Connect with us

Opini

Ketika Menyuarakan Pembelaan Palestina Jadi Kejahatan di AS

Published

on

Dalam kegelapan pagi, derap sepatu bot dan ketukan keras pintu mengguncang kediaman mahasiswa di Ann Arbor, Ypsilanti, dan Canton Township, Michigan. FBI, bersama polisi negara bagian, menyisir rumah-rumah aktivis pro-Palestina dari Universitas Michigan, menyita ponsel, laptop, dan barang pribadi. Empat orang ditahan, kemudian dibebaskan tanpa tuduhan jelas. Students Allied for Freedom and Equality (SAFE) menyebut ini serangan terhadap kebebasan berpendapat, sebuah drama distopia di tanah yang mengagungkan demokrasi.

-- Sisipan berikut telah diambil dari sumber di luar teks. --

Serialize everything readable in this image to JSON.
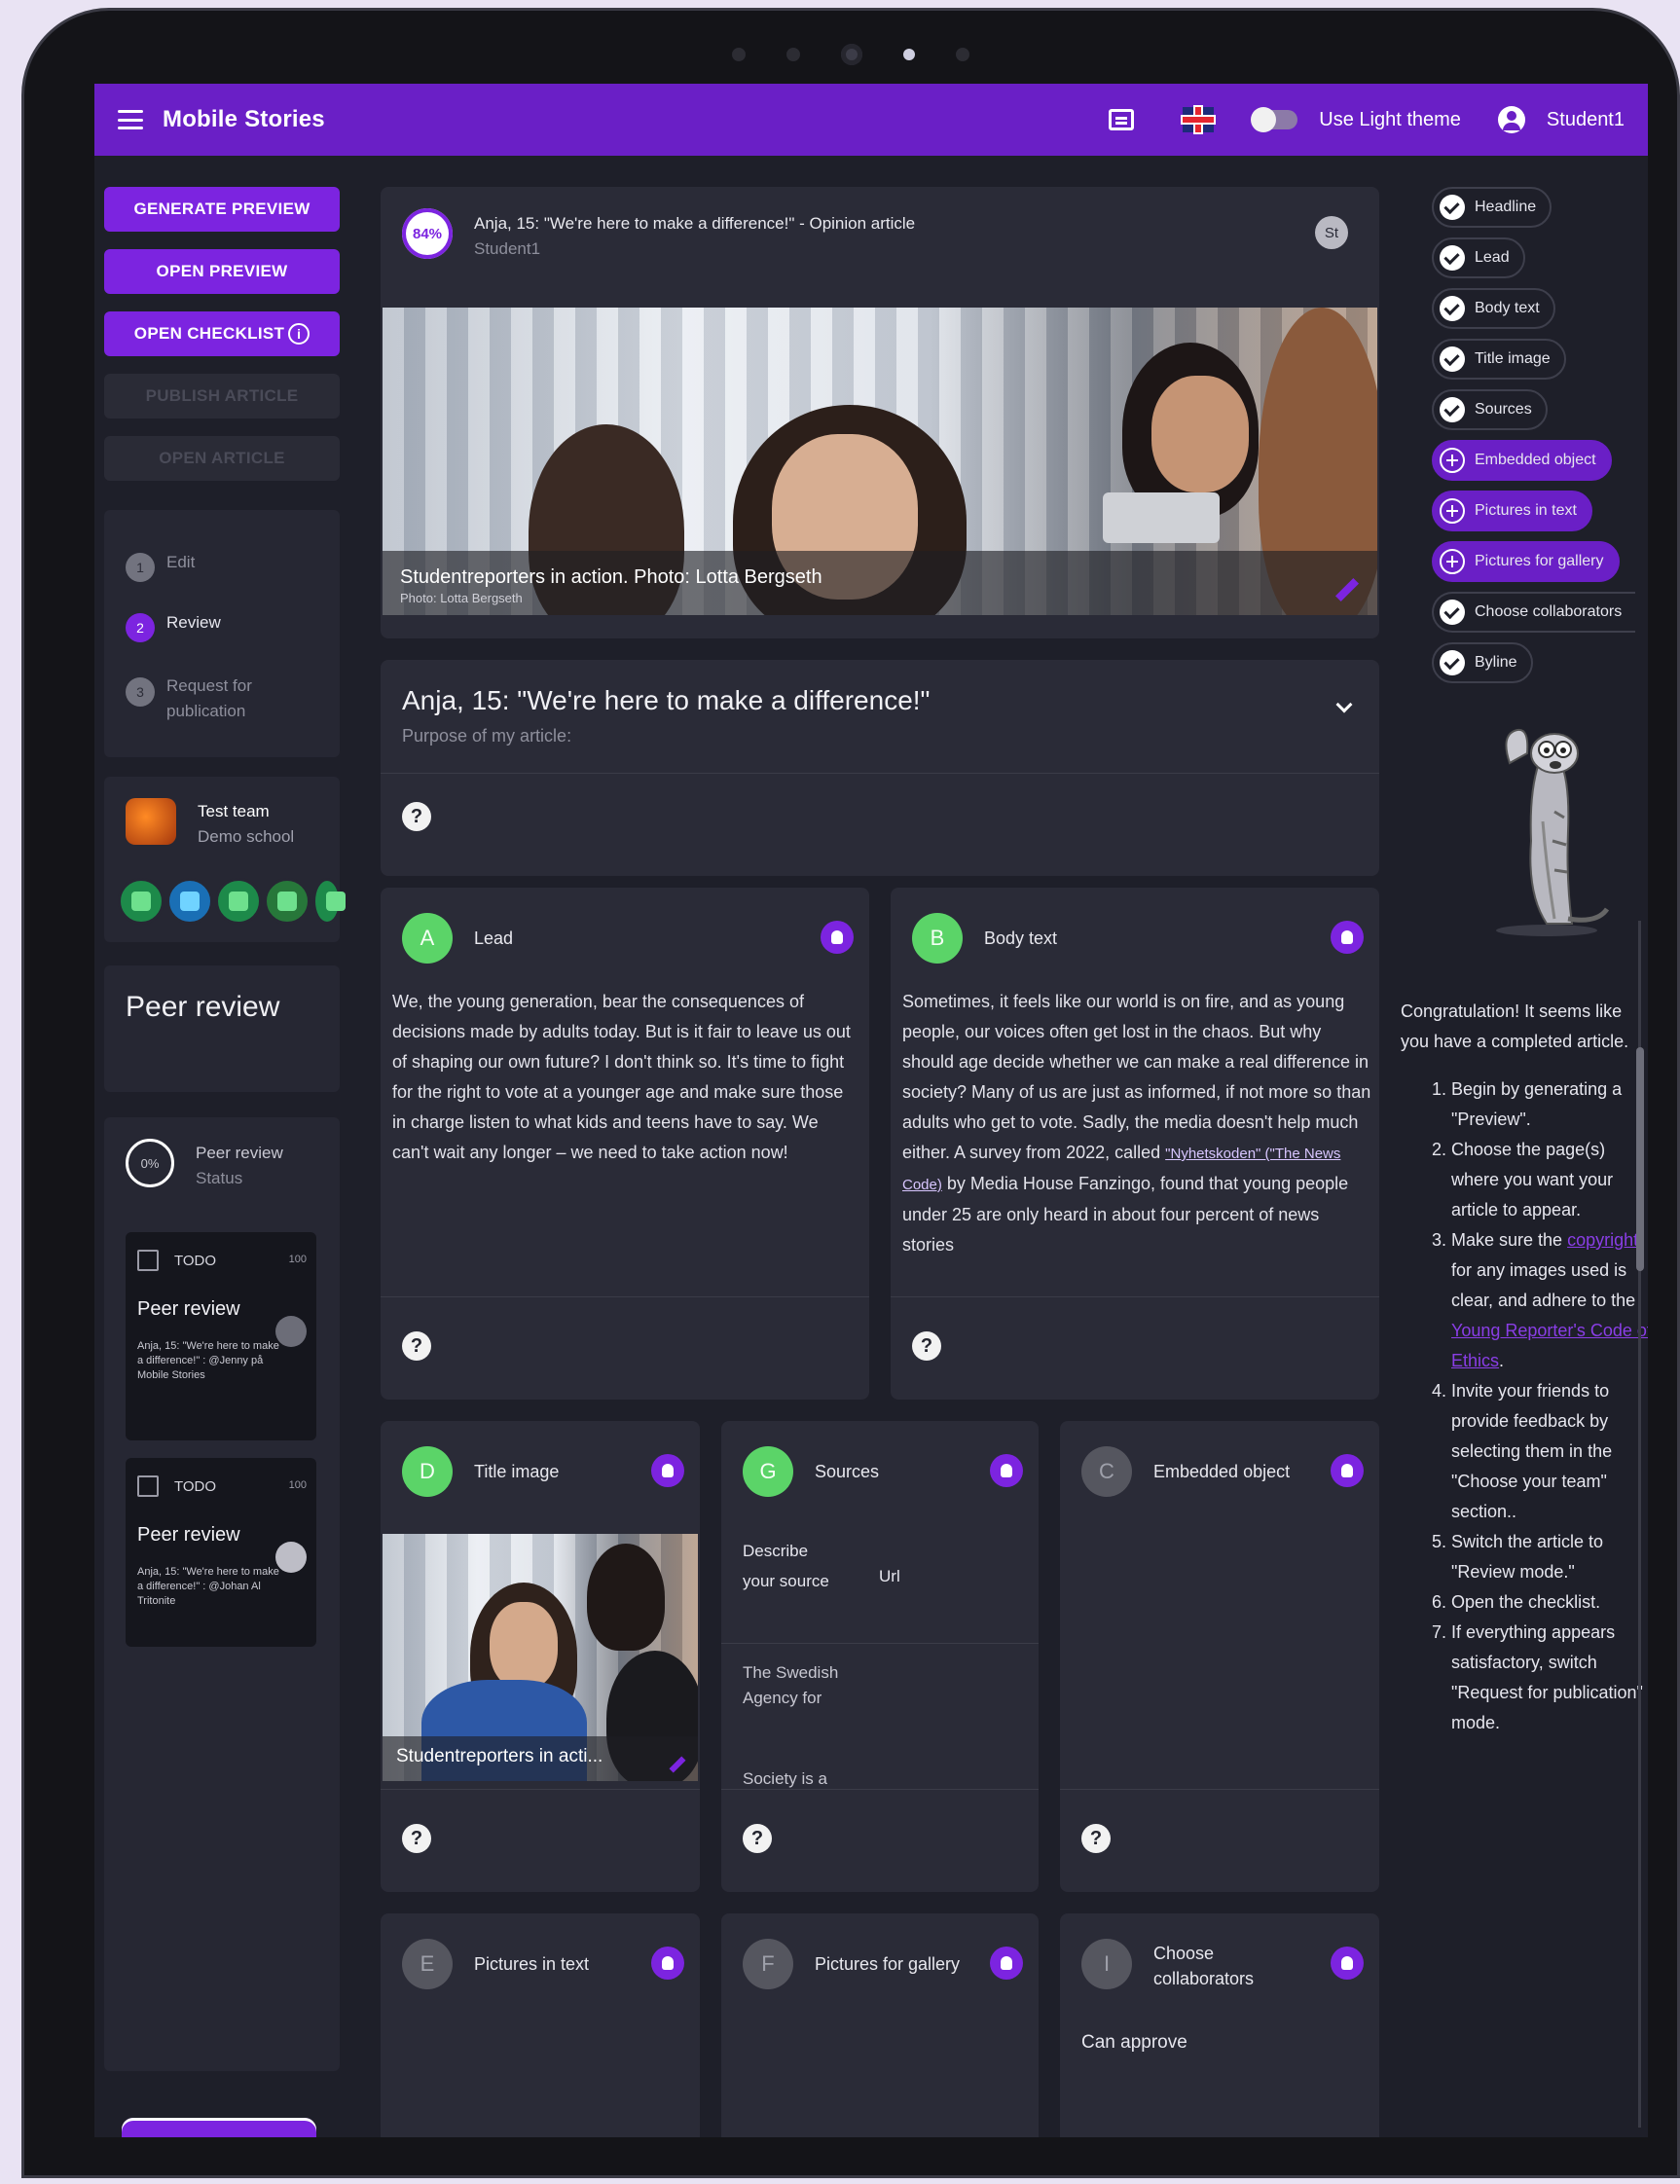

TAHRIR Coalition, kelompok mahasiswa yang menyerukan divestasi dari Israel, melaporkan petugas di Ypsilanti awalnya menolak menunjukkan surat perintah. Bayang-bayang ketidaktransparan menyelimuti operasi ini, memicu spekulasi: apakah ini soal vandalisme, seperti klaim samar Dana Nessel, atau pembungkaman politik? Kantor Nessel, Jaksa Agung Michigan, sebelumnya menyeret 11 pengunjuk rasa Gaza ke pengadilan atas aksi kampus musim gugur lalu. Kebebasan berekspresi tampaknya punya harga mahal.

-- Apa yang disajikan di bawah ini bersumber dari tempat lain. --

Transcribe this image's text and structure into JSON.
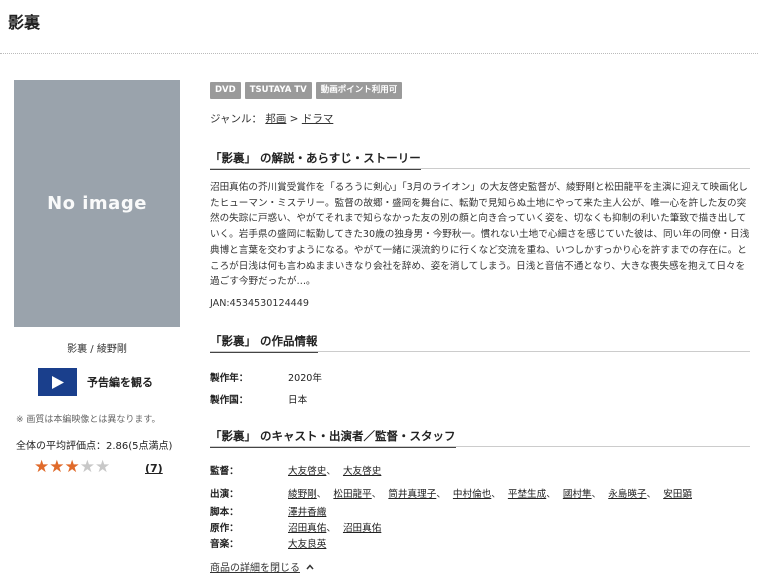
{
  "page": {
    "title": "影裏"
  },
  "poster": {
    "placeholder": "No image",
    "caption": "影裏 / 綾野剛"
  },
  "trailer": {
    "label": "予告編を観る"
  },
  "note": "※ 画質は本編映像とは異なります。",
  "rating": {
    "summary": "全体の平均評価点：2.86(5点満点)",
    "stars": 2.86,
    "max": 5,
    "count": "(7)"
  },
  "badges": [
    "DVD",
    "TSUTAYA TV",
    "動画ポイント利用可"
  ],
  "genre": {
    "label": "ジャンル：",
    "main": "邦画",
    "sep": ">",
    "sub": "ドラマ"
  },
  "story": {
    "heading": "「影裏」 の解説・あらすじ・ストーリー",
    "text": "沼田真佑の芥川賞受賞作を「るろうに剣心」「3月のライオン」の大友啓史監督が、綾野剛と松田龍平を主演に迎えて映画化したヒューマン・ミステリー。監督の故郷・盛岡を舞台に、転勤で見知らぬ土地にやって来た主人公が、唯一心を許した友の突然の失踪に戸惑い、やがてそれまで知らなかった友の別の顔と向き合っていく姿を、切なくも抑制の利いた筆致で描き出していく。岩手県の盛岡に転勤してきた30歳の独身男・今野秋一。慣れない土地で心細さを感じていた彼は、同い年の同僚・日浅典博と言葉を交わすようになる。やがて一緒に渓流釣りに行くなど交流を重ね、いつしかすっかり心を許すまでの存在に。ところが日浅は何も言わぬままいきなり会社を辞め、姿を消してしまう。日浅と音信不通となり、大きな喪失感を抱えて日々を過ごす今野だったが…。",
    "jan": "JAN:4534530124449"
  },
  "work_info": {
    "heading": "「影裏」 の作品情報",
    "rows": [
      {
        "label": "製作年：",
        "value": "2020年"
      },
      {
        "label": "製作国：",
        "value": "日本"
      }
    ]
  },
  "cast": {
    "heading": "「影裏」 のキャスト・出演者／監督・スタッフ",
    "directors": {
      "label": "監督：",
      "names": [
        "大友啓史",
        "大友啓史"
      ]
    },
    "actors": {
      "label": "出演：",
      "names": [
        "綾野剛",
        "松田龍平",
        "筒井真理子",
        "中村倫也",
        "平埜生成",
        "國村隼",
        "永島暎子",
        "安田顕"
      ]
    },
    "writers": {
      "label": "脚本：",
      "names": [
        "澤井香織"
      ]
    },
    "original": {
      "label": "原作：",
      "names": [
        "沼田真佑",
        "沼田真佑"
      ]
    },
    "music": {
      "label": "音楽：",
      "names": [
        "大友良英"
      ]
    }
  },
  "toggle": {
    "label": "商品の詳細を閉じる"
  },
  "colors": {
    "accent_star": "#e06a2a",
    "trailer_blue": "#1a3f8c",
    "badge_gray": "#9a9a9a"
  }
}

Amir Makled, pengacara yang membela salah satu mahasiswa, merasakan cengkeraman intimidasi itu sendiri. Pulang dari Republik Dominika, ia ditahan agen imigrasi federal selama 90 menit, didesak menyerahkan ponselnya. “Ini bukan soal terorisme, ini soal menakut-nakuti,” katanya kepada NPR. Makled, yang membela mahasiswa dan imigran, melihat ini sebagai upaya mencegah advokasi. Di Amerika, tampaknya, membela Palestina bisa membuatmu jadi sasaran.

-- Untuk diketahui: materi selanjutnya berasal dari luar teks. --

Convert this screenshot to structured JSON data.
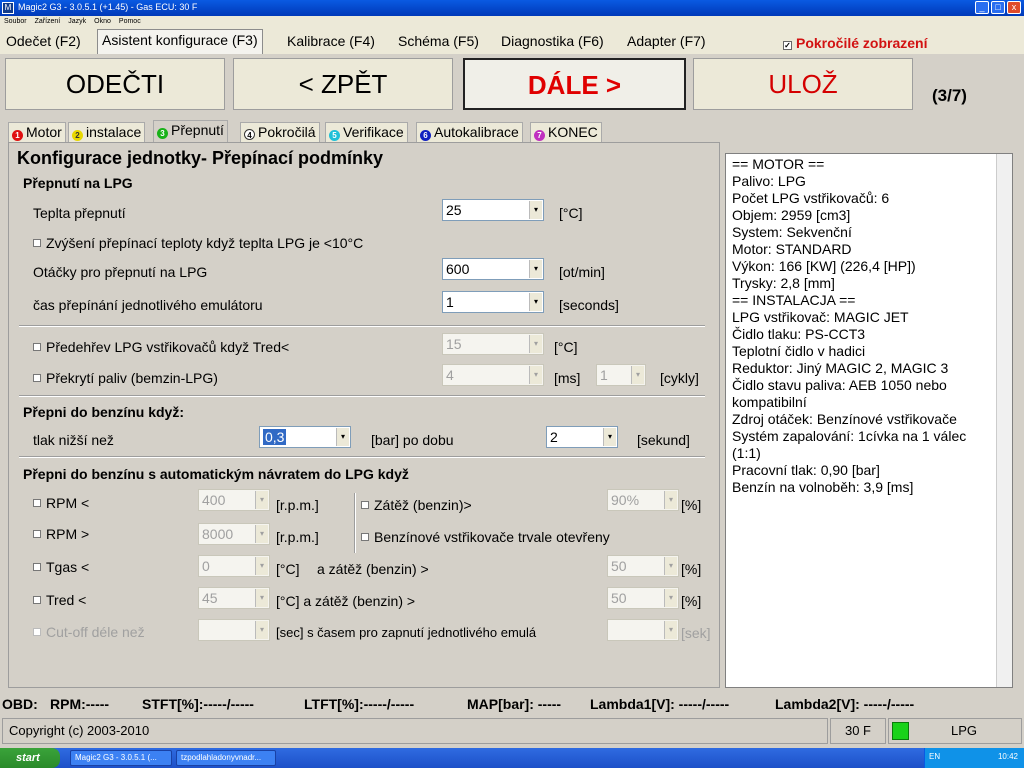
{
  "window": {
    "title": "Magic2 G3 - 3.0.5.1 (+1.45) - Gas ECU: 30 F",
    "icon_letter": "M",
    "controls": [
      "_",
      "□",
      "x"
    ]
  },
  "menu": [
    "Soubor",
    "Zařízení",
    "Jazyk",
    "Okno",
    "Pomoc"
  ],
  "main_tabs": [
    "Odečet (F2)",
    "Asistent konfigurace (F3)",
    "Kalibrace (F4)",
    "Schéma (F5)",
    "Diagnostika (F6)",
    "Adapter (F7)"
  ],
  "advanced_view": {
    "label": "Pokročilé zobrazení",
    "checked": true
  },
  "buttons": {
    "read": "ODEČTI",
    "back": "< ZPĚT",
    "next": "DÁLE >",
    "save": "ULOŽ"
  },
  "step": "(3/7)",
  "subtabs": [
    {
      "num": "1",
      "label": "Motor",
      "color": "#e01010"
    },
    {
      "num": "2",
      "label": "instalace",
      "color": "#e8d800"
    },
    {
      "num": "3",
      "label": "Přepnutí",
      "color": "#19b219"
    },
    {
      "num": "4",
      "label": "Pokročilá",
      "color": "#ffffff"
    },
    {
      "num": "5",
      "label": "Verifikace",
      "color": "#20c0d8"
    },
    {
      "num": "6",
      "label": "Autokalibrace",
      "color": "#1020c0"
    },
    {
      "num": "7",
      "label": "KONEC",
      "color": "#c030c0"
    }
  ],
  "panel": {
    "title": "Konfigurace jednotky- Přepínací podmínky",
    "lpg_section": "Přepnutí na LPG",
    "switch_temp": {
      "label": "Teplta přepnutí",
      "value": "25",
      "unit": "[°C]"
    },
    "raise_temp": "Zvýšení přepínací teploty když teplta LPG je <10°C",
    "rpm_switch": {
      "label": "Otáčky pro přepnutí na LPG",
      "value": "600",
      "unit": "[ot/min]"
    },
    "emu_time": {
      "label": "čas přepínání jednotlivého emulátoru",
      "value": "1",
      "unit": "[seconds]"
    },
    "preheat": {
      "label": "Předehřev LPG vstřikovačů když Tred<",
      "value": "15",
      "unit": "[°C]"
    },
    "overlap": {
      "label": "Překrytí paliv (bemzin-LPG)",
      "value": "4",
      "unit": "[ms]",
      "value2": "1",
      "unit2": "[cykly]"
    },
    "petrol_section": "Přepni do benzínu když:",
    "pressure": {
      "label": "tlak nižší než",
      "value": "0,3",
      "unit": "[bar] po dobu",
      "value2": "2",
      "unit2": "[sekund]"
    },
    "auto_section": "Přepni do benzínu s automatickým návratem do LPG když",
    "rpm_lt": {
      "label": "RPM <",
      "value": "400",
      "unit": "[r.p.m.]"
    },
    "rpm_gt": {
      "label": "RPM >",
      "value": "8000",
      "unit": "[r.p.m.]"
    },
    "tgas": {
      "label": "Tgas <",
      "value": "0",
      "unit": "[°C]",
      "suffix": "a zátěž (benzin) >",
      "value2": "50",
      "unit2": "[%]"
    },
    "tred": {
      "label": "Tred <",
      "value": "45",
      "unit": "[°C] a zátěž (benzin) >",
      "value2": "50",
      "unit2": "[%]"
    },
    "cutoff": {
      "label": "Cut-off déle než",
      "unit": "[sec] s časem pro zapnutí jednotlivého emulá",
      "unit2": "[sek]"
    },
    "load": {
      "label": "Zátěž (benzin)>",
      "value": "90%",
      "unit": "[%]"
    },
    "injectors_open": "Benzínové vstřikovače trvale otevřeny"
  },
  "info_lines": [
    "== MOTOR ==",
    "Palivo: LPG",
    "Počet LPG vstřikovačů: 6",
    "Objem: 2959 [cm3]",
    "System: Sekvenční",
    "Motor: STANDARD",
    "Výkon: 166 [KW] (226,4 [HP])",
    "Trysky: 2,8 [mm]",
    "== INSTALACJA ==",
    "LPG vstřikovač: MAGIC JET",
    "Čidlo tlaku: PS-CCT3",
    "Teplotní čidlo v hadici",
    "Reduktor: Jiný MAGIC 2, MAGIC 3",
    "Čidlo stavu paliva: AEB 1050 nebo",
    "kompatibilní",
    "Zdroj otáček: Benzínové vstřikovače",
    "Systém zapalování: 1cívka na 1 válec",
    "(1:1)",
    "Pracovní tlak: 0,90 [bar]",
    "Benzín na volnoběh: 3,9 [ms]"
  ],
  "obd": {
    "obd": "OBD:",
    "rpm": "RPM:-----",
    "stft": "STFT[%]:-----/-----",
    "ltft": "LTFT[%]:-----/-----",
    "map": "MAP[bar]: -----",
    "l1": "Lambda1[V]: -----/-----",
    "l2": "Lambda2[V]: -----/-----"
  },
  "status": {
    "copyright": "Copyright (c) 2003-2010",
    "ecu": "30 F",
    "fuel": "LPG",
    "indicator_color": "#19d219"
  },
  "taskbar": {
    "start": "start",
    "items": [
      "Magic2 G3 - 3.0.5.1 (...",
      "tzpodlahladonyvnadr..."
    ],
    "lang": "EN",
    "clock": "10:42"
  }
}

The Guardian mengungkap lapisan lain dari drama ini: enam dari delapan anggota dewan pengawas Universitas Michigan, yang menyumbang lebih dari $33.000 untuk kampanye Nessel, mendesaknya menindak pengunjuk rasa. Nessel, dengan langkah tak biasa, merebut kasus dari jaksa lokal Eli Savit, yang lebih lunak dengan menolak 36 dari 40 kasus protes November lalu. Politik dan uang tampaknya menari di balik keadilan.

Savit, dosen hukum di Universitas Michigan, pernah bekerja untuk hakim federal dan pengacara Mahkamah Agung. Pendekatannya yang moderat—menawarkan program diversi untuk empat pengunjuk rasa—memicu kemarahan regents pro-Israel. Mereka menginginkan hukuman cepat dan keras, menurut sumber The Guardian. Universitas, melalui polisinya, bahkan mengirim permintaan surat perintah ke Nessel. Ini bukan lagi soal hukum, tapi soal kekuasaan.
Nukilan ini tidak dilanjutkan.